Télécoms : jusqu'à 60% des effectifs de SFR bientôt en chômage partiel ?

Télécoms : jusqu'à 60% des effectifs de SFR bientôt en chômage partiel ?©Boursier.com

Boursier.com, publié le mardi 24 mars 2020 à 16h08

Les syndicats dénoncent l'opportunisme de l'opérateur, alors que les boutiques peuvent rester ouvertes malgré le coronavirus, et que les abonnements mobiles et internet fournissent un revenu récurrent au secteur.

L'opérateur télécoms SFR prévoit de mettre en chômage partiel jusqu'à 60% de ses effectifs face aux conséquences de l'épidémie de coronavirus, selon les informations de l'agence de presse Reuters, qui cite des représentants syndicaux.

La France a lancé un plan de soutien massif de 45 milliards d'euros, permettant notamment aux entreprises de réduire ou suspendre temporairement l'activité de leurs salariés, en leur versant une indemnisation prise en charge en partie par l'Etat. Quelques jours après la mise en place de ce dispositif, 730.000 salariés français bénéficient déjà du chômage partiel, selon des chiffres diffusés mardi.

Effet d'aubaine ?

Mais chez les syndicats, la décision de la filiale française d'Altice Europe est accueillie avec méfiance. "Il y a manifestement un effet d'aubaine, un opportunisme", estime Xavier Courtillat, délégué syndical central CFDT chez SFR, qui se dit choqué que l'opérateur fasse appel à l'argent public pour payer les salaires. "Notre métier par essence est moins impacté que d'autres", ajoute le représentant syndical.

Les magasins des opérateurs télécoms sont autorisés à rester ouverts pendant la période de confinement décrétée par les autorités françaises pour limiter la propagation de l'épidémie.

Par ailleurs, les abonnements mobiles et internet fournissent un revenu récurrent à SFR et ses concurrents Orange, Bouygues Telecom (Bouygues) et Free (Iliad) dont les réseaux sont fortement sollicités par des Français contraints pour beaucoup de rester chez eux.

Entre 40 et 50% des effectifs

Dans un message interne consulté par Reuters, Grégory Rabuel, directeur général de SFR, confirme avoir décidé de recourir au dispositif, sans préciser le nombre de salariés concernés. "Nous avons décidé de recourir au chômage partiel à compter du 23 mars pour un grand nombre d'entre vous ou plus progressivement pour certains sur une partie de nos activités", explique le directeur général dans le courrier.

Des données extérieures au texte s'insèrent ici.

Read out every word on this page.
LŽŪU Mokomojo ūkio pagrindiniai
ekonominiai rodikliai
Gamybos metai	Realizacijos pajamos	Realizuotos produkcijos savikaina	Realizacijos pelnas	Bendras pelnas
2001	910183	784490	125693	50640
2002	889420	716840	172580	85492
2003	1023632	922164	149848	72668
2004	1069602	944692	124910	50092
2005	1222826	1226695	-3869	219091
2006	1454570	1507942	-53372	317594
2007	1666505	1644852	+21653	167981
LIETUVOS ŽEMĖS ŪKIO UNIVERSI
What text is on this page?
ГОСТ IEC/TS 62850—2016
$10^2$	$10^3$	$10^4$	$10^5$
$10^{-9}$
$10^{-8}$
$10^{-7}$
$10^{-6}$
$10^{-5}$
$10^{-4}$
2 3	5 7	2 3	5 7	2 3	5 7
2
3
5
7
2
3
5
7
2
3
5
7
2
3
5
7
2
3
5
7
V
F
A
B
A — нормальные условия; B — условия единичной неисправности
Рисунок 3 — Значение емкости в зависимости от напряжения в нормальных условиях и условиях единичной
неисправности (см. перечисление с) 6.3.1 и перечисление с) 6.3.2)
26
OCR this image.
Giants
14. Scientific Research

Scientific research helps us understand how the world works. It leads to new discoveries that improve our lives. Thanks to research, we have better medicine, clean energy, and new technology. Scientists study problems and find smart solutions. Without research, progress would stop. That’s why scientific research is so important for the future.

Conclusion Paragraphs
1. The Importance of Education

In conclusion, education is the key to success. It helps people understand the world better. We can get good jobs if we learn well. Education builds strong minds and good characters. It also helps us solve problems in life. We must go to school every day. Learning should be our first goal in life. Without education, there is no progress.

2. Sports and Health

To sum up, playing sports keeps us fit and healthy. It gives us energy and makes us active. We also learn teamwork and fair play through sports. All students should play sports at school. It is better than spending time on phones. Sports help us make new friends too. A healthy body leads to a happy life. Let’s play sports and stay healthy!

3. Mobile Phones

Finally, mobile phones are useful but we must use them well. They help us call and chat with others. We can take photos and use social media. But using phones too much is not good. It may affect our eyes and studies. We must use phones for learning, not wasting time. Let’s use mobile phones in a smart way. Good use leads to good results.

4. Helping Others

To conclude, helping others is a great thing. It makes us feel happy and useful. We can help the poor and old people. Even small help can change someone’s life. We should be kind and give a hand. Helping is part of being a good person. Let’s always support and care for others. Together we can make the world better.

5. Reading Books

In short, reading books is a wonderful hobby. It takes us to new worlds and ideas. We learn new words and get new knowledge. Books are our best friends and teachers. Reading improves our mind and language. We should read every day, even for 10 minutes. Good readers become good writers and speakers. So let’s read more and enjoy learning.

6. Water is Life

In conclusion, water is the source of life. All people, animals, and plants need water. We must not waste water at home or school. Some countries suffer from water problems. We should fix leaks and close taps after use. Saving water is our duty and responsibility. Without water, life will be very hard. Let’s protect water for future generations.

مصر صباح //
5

Reuters cite aussi une source proche de la direction de SFR, qui précise que la proportion des équipes en chômage partiel se situe entre 40% et 50%.

"L'ensemble des salariés sont médusés par rapport à ce comportement : on attend des explications sur le fond comme sur la forme", a déclaré Abdelkader Choukrane, un représentant de l'Unsa, premier syndicat chez SFR.